François Goyet

Personal information
- Born: 4 November 1994 (age 31)
- Height: 183 cm (6 ft 0 in)
- Weight: 69 kg (152 lb)

Sport
- Sport: Field hockey
- Position: Midfielder
- Club: Saint Germain

Youth career
- Team
- –: Saint Germain

Senior career
- Years: Team / Caps / Goals
- 0000–2019: Saint Germain / - / -
- 2019–2024: Gantoise / - / -
- 2024–present: Saint Germain / - / -

National team
- Years: Team / Caps / Goals
- 2014: France U21 / 5 / (0)
- 2014–present: France / 157 / (23)

= François Goyet =

French field hockey player

François Goyet (born 4 November 1994) is a French field hockey player who plays as a midfielder for Saint Germain and the French national team.

==Club career==
In club competition, Goyet plays for Gantoise in the Belgian Hockey League until 2024. He joined Gantoise in 2019 after having played for Saint Germain in France. He returned to Saint Germain after the 2024 Summer Olympics for the 2024–25 season.

==International career==
===Under–21===
François Goyet debuted for the French under-21 team in 2014 at the EuroHockey Junior Championship in Waterloo.
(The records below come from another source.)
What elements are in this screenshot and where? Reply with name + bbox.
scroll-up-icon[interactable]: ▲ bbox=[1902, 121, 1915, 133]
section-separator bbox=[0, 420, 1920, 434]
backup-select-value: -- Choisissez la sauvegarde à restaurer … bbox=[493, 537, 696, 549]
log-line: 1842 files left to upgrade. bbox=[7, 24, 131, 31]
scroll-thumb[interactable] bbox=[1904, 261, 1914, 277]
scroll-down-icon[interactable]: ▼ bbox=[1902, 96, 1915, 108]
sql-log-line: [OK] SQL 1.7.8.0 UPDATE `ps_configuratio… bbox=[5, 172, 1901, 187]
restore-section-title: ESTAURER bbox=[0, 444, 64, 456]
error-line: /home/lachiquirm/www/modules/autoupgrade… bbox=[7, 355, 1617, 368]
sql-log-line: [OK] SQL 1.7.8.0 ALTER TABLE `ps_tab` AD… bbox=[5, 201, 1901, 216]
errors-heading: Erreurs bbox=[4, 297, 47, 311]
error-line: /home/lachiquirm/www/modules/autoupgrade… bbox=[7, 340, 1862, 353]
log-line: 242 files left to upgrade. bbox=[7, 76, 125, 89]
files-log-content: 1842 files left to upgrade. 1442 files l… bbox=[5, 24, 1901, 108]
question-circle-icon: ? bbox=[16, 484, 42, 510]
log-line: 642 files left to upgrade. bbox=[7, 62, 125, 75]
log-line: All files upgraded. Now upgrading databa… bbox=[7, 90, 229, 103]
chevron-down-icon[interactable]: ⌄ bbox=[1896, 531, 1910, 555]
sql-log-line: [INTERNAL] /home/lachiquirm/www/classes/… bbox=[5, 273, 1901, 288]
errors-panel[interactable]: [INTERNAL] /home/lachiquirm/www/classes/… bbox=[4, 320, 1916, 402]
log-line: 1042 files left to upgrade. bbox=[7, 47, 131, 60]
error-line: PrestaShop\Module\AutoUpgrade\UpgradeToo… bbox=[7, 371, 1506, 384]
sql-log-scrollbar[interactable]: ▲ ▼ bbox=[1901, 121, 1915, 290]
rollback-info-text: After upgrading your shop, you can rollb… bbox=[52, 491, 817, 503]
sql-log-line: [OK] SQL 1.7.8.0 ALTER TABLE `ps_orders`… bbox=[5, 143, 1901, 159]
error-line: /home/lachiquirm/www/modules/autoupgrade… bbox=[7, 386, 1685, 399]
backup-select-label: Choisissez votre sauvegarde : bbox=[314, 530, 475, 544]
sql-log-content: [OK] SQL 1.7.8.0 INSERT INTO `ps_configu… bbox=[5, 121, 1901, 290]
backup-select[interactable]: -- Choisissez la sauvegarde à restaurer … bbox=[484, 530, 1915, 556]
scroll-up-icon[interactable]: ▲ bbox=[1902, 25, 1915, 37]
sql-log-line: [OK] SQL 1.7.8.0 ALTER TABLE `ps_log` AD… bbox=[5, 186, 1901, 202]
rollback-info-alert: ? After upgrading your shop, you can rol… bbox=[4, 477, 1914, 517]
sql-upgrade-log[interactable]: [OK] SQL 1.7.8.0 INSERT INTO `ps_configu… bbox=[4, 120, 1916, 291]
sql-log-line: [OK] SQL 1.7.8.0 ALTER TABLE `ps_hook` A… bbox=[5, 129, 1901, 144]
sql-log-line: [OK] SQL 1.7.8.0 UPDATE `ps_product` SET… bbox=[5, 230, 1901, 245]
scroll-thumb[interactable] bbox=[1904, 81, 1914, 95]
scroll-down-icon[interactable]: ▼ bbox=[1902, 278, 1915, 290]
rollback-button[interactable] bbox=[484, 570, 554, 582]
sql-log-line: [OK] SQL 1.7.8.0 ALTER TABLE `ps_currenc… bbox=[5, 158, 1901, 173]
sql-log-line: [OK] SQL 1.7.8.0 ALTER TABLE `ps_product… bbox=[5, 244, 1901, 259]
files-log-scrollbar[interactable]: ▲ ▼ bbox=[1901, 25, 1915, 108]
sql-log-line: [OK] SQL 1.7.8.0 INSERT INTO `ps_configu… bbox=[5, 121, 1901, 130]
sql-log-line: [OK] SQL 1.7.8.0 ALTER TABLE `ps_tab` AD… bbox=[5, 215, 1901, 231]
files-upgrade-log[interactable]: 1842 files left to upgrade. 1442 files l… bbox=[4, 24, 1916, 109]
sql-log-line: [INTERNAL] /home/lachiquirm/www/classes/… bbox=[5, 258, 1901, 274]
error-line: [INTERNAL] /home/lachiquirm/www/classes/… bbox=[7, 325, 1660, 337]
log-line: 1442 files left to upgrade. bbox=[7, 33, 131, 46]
===Senior national team===
Following his junior debut, Goyet made his first appearance for Les Bleus in 2014 during a test series against Ireland in Wattignies. In 2018, He was a member of the national team at the FIH World Cup in Bhubaneswar.

Goyet won his first major medal with the senior team in 2019 at the FIH Series Finals in Le Touquet, taking home a gold medal. He was named in the French squad for season three of the FIH Pro League.